Ucapan orang yang ada disekitar Naren, membuat Naren langsung mengingat jika Inka mengenakan pakaian yang sama, Naren langsung mendekati orang itu dan bertanya secara detail.
Orang yang ia temui itu, menceritakan ciri-ciri wanita muda yang mengalami luka serius, dan ciri-ciri itu menuju kepada Inka.
Perasaan yang campur aduk, membuat Naren langsung melajukan mobiknya menuju rumah sakit terdekat, ia tidak memperdulikan setiap kendaraan yang ada di jalan raya, ia terus menyalip agar segera sampai rumah sakit.

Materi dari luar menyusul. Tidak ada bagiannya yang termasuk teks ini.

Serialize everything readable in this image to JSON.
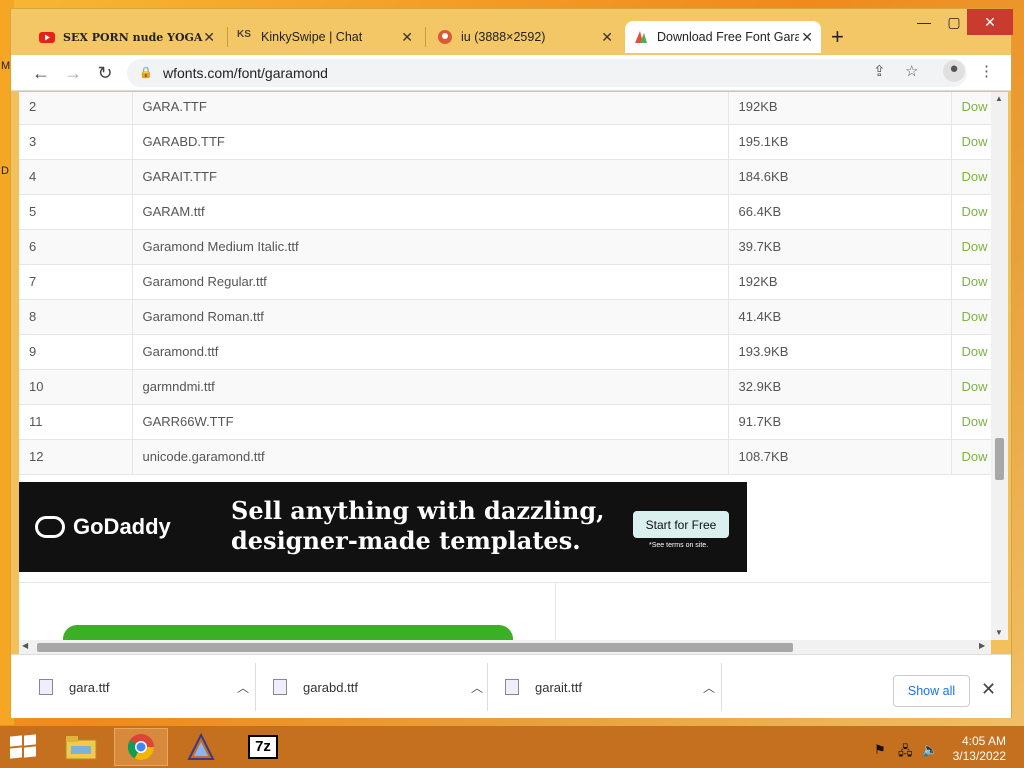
{
  "desktop": {
    "letters": [
      "M",
      "D"
    ]
  },
  "browser": {
    "tabs": [
      {
        "label": "SEX PORN nude YOGA",
        "icon": "youtube-icon",
        "active": false
      },
      {
        "label": "KinkySwipe | Chat",
        "icon": "ks-icon",
        "active": false
      },
      {
        "label": "iu (3888×2592)",
        "icon": "duckduckgo-icon",
        "active": false
      },
      {
        "label": "Download Free Font Gara",
        "icon": "wfonts-icon",
        "active": true
      }
    ],
    "new_tab": "+",
    "window_controls": {
      "minimize": "—",
      "maximize": "▢",
      "close": "✕"
    },
    "url": "wfonts.com/font/garamond"
  },
  "files": [
    {
      "num": "2",
      "name": "GARA.TTF",
      "size": "192KB",
      "action": "Dow"
    },
    {
      "num": "3",
      "name": "GARABD.TTF",
      "size": "195.1KB",
      "action": "Dow"
    },
    {
      "num": "4",
      "name": "GARAIT.TTF",
      "size": "184.6KB",
      "action": "Dow"
    },
    {
      "num": "5",
      "name": "GARAM.ttf",
      "size": "66.4KB",
      "action": "Dow"
    },
    {
      "num": "6",
      "name": "Garamond Medium Italic.ttf",
      "size": "39.7KB",
      "action": "Dow"
    },
    {
      "num": "7",
      "name": "Garamond Regular.ttf",
      "size": "192KB",
      "action": "Dow"
    },
    {
      "num": "8",
      "name": "Garamond Roman.ttf",
      "size": "41.4KB",
      "action": "Dow"
    },
    {
      "num": "9",
      "name": "Garamond.ttf",
      "size": "193.9KB",
      "action": "Dow"
    },
    {
      "num": "10",
      "name": "garmndmi.ttf",
      "size": "32.9KB",
      "action": "Dow"
    },
    {
      "num": "11",
      "name": "GARR66W.TTF",
      "size": "91.7KB",
      "action": "Dow"
    },
    {
      "num": "12",
      "name": "unicode.garamond.ttf",
      "size": "108.7KB",
      "action": "Dow"
    }
  ],
  "ad": {
    "brand": "GoDaddy",
    "headline_line1": "Sell anything with dazzling,",
    "headline_line2": "designer-made templates.",
    "cta": "Start for Free",
    "terms": "*See terms on site."
  },
  "downloads": [
    {
      "name": "gara.ttf"
    },
    {
      "name": "garabd.ttf"
    },
    {
      "name": "garait.ttf"
    }
  ],
  "shelf": {
    "show_all": "Show all",
    "close": "✕"
  },
  "taskbar": {
    "clock_time": "4:05 AM",
    "clock_date": "3/13/2022",
    "apps": [
      "file-explorer-icon",
      "chrome-icon",
      "app-a-icon",
      "7zip-icon"
    ],
    "seven_zip_label": "7z"
  },
  "colors": {
    "download_link": "#7cb342",
    "taskbar": "#c4701f",
    "accent_blue": "#1a73e8"
  }
}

Sampai di rumah sakit, Naren langsung bertanya kepada perawat yang berjaga, tentang korban ledakan bus Yongyo. Perawat itu langsung menunjuk ke arah bad no.16.
Perlahan Naren melangkahkan kakinya, terlihat celana jeans wanita muda yang di kira Inka itu, terlihat koyak dan di penuhi luka lecet, membuat Naren langsung membuka tirai no.16. Saat tirai itu terbuka, betapa terkejutnya Naren melihat wajah wanita itu, tatapannya kosong dan seketika badannya lemas. Naren seolah menyesali ucapannya yang menyuruh Inka pulang.
Ada rasa bersalah didalam hatinya, ia langsung memegang tangan wanita itu, menatap dengan tatapan sendu.
"Kau harus selamat, ku mohon aku hampir tidak bisa hidup tanpamu," lirih Naren.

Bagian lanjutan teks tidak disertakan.